Sussex falls to Tory steamroller

Teacher Caroline Ansell, who has been open about her Christian faith, was elected Eastbourne MP. Here she is talking with PM David Cameron and George Kirby, 103, and Doreen Luckie, 91, who were set to become the oldest bride and groom in Britain once married at the Langham Hotel on June 13!

by Chris Eyte

SUSSEX FOLLOWED THE TREND of England and Wales in the General Election vote with the Conservative Party steamroller splashing Tory-blue paint right across the constituencies.

Church leaders encouraged believers throughout the county to pray for those standing for parliament and on councils. Some church buildings also made useful polling stations on the day itself. St Peter’s Church in Ardingly was offered by the Rector, Rev John Crutchley, to his congregation as a place for quiet prayer if they were ‘overwhelmed or even underwhelmed’ by the campaigns and needed ‘a place to retreat away from all the electioneering’.

Before the results were in, HEART asked candidates how they would represent Christianity if they won but few replied. Crawley MP Henry Smith said he, ‘hoped to stand up for the rights of Christians in the years to come’. Tim Loughton, MP for East Worthing and Shoreham, gave a short response: “This is not realistic.”

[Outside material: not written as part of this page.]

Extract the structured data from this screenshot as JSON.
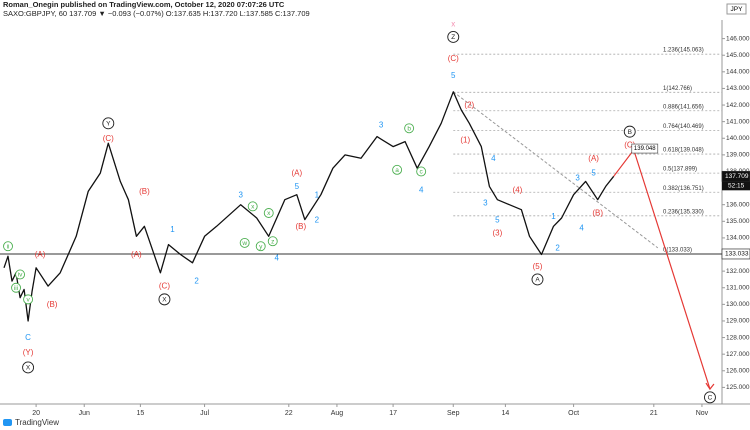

Election results made a big impact in East Sussex where Nusrat Ghani became one of 13 Muslims in the UK elected to parliament, replacing Charles Hendry who stepped down as the Wealden Conservative candidate. Caroline Lucas, former Green Party leader who supports buffer zones against anti-abortion groups outside abortion clinics, retained her Brighton Pavilion seat.

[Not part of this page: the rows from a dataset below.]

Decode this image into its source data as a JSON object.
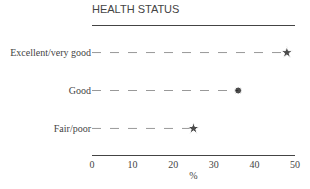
{
  "chart_data": {
    "type": "dot",
    "title": "HEALTH STATUS",
    "categories": [
      "Fair/poor",
      "Good",
      "Excellent/very good"
    ],
    "values": [
      25,
      36,
      48
    ],
    "marker": [
      "star",
      "circle",
      "star"
    ],
    "color": "#000000",
    "line_style": "dashed",
    "xlabel": "%",
    "xlim": [
      0,
      50
    ],
    "xticks": [
      0,
      10,
      20,
      30,
      40,
      50
    ],
    "grid": false
  }
}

Lib Dems Norman Baker (Lewes) and Stephen Lloyd (Eastbourne), both hard working men with no stated religious beliefs, lost their seats as a result of the nationwide culling of Liberal Democrats in favour of the Conservatives.

Maria Caulfield, a practising Catholic and a member of the Conservative Christian Fellowship, took Lewes. Caroline Ansell, a former French teacher who has been publicly vocal about her faith in Christ, took Eastbourne.

Mrs Ansell, who told this paper in 2014 that she would have voted in support of traditional marriage, said: “As a Christian, I put huge emphasis on religious freedom, tolerance and supporting those who are struggling.  My faith is one reason why I am standing to be MP. It is a huge motivation in my life, and gives me a focus where I am determined to support those in their time of need, as well as investing in those who are aiming to make the most of their lives.”